Wednesday, March 8, 2017

Jasper Reports Excel Issues-Fixed

Have been using Jasper Reports for generating reports in excel formats.  Had to merge several excel files, and was using the POI libraries.  The requirement was to retain cell style.  Opening the resulting excel spreadsheet was always throwing the following error:

Excel completed file level validation and repair. Some parts of this workbook may have been repaired or discarded.
Repaired Records: Format from /xl/styles.xml part (Styles)


The error stopped when upgraded the POI libraries to 3.15 version.




Thursday, February 23, 2017

Sqoop1.99.7 Installation


Expecting that Sqoop would work out of box downloaded sqoop-1.99.7-bin-hadoop200.tar.gz and followed the installation instructions from sqoop 1.99.1 and others as they were the first search results and the installation instructions for various versions were available by just changing the version number.  Documentation for installation instructions were available upto version 1.99.6 at url https://sqoop.apache.org/docs/1.99.6/Installation.html.  But documentation to 1.99.7 could not be found based on similar url.  Following the available documentation encountered hadoop configuration ClassNotFoundExceptions when tried to start sqoop server.

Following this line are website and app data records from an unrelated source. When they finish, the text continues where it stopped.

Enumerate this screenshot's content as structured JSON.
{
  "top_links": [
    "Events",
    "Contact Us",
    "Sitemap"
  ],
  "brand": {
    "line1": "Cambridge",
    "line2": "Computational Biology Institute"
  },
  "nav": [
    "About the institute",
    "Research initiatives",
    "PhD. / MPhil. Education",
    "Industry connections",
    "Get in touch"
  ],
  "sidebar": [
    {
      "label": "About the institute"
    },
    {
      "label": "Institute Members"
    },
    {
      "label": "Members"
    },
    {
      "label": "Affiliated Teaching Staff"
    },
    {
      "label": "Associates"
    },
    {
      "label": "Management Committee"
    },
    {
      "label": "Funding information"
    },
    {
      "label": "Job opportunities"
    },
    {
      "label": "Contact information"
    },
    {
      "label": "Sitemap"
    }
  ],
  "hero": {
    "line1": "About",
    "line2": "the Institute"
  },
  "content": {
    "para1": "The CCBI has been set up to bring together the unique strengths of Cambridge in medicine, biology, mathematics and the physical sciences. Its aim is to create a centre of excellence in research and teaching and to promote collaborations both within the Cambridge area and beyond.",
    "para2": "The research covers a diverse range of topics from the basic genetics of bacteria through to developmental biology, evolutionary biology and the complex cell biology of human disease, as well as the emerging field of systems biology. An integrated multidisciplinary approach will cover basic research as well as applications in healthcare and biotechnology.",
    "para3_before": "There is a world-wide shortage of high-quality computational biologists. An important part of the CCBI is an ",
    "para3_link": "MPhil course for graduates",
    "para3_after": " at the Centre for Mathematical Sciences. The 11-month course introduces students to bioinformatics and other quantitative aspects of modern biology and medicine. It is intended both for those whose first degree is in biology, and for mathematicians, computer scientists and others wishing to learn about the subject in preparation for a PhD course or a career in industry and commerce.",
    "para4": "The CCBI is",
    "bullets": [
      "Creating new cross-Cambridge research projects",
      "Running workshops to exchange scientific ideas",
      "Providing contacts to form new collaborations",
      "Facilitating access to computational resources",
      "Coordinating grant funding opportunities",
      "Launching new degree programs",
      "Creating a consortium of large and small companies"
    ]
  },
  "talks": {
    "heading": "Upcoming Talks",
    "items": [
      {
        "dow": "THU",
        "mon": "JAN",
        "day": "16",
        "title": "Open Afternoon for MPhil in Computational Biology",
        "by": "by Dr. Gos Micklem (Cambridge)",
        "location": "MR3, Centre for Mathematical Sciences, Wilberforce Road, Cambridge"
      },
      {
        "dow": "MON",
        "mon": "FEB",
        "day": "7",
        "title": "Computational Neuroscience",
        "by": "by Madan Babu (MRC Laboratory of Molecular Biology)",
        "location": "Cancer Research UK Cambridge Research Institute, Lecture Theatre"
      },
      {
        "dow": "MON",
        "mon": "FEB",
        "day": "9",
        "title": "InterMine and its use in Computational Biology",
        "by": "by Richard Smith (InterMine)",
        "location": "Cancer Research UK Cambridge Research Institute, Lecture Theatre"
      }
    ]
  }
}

Documentation upto 1.99.6 refers to a non-existing catalina.properties.  Web search lead to several non-working solutions.  Some of the working solutions suggested to copy required hadoop libraries to to sqoop lib directory.   Finally stumbled across the documentation for 1.99.7 installation instructions at htps://sqoop.apache.org/docs/1.99.7/admin/Installation.html.  The documentation is very clear that environment variables related to HADOOP have to be set.  Based on these instructions added HADOOP_HOME to the user profile, and encountered the following error:

Caused by: org.apache.sqoop.common.SqoopException: MAPREDUCE_0002:Failure on submission engine initialization - Invalid Hadoop configuration directory (not a directory or permission issues): /etc/hadoop/conf/

Based on the solution presented at: http://brianoneill.blogspot.com/2014/10/sqoop-1993-w-hadoop-2-installation.html, modified the property org.apache.sqoop.submission.engine.mapreduce.configuration.diretory in <SQOOP_HOME>/conf/sqoop.properties file to point to the correct hdfs configuration.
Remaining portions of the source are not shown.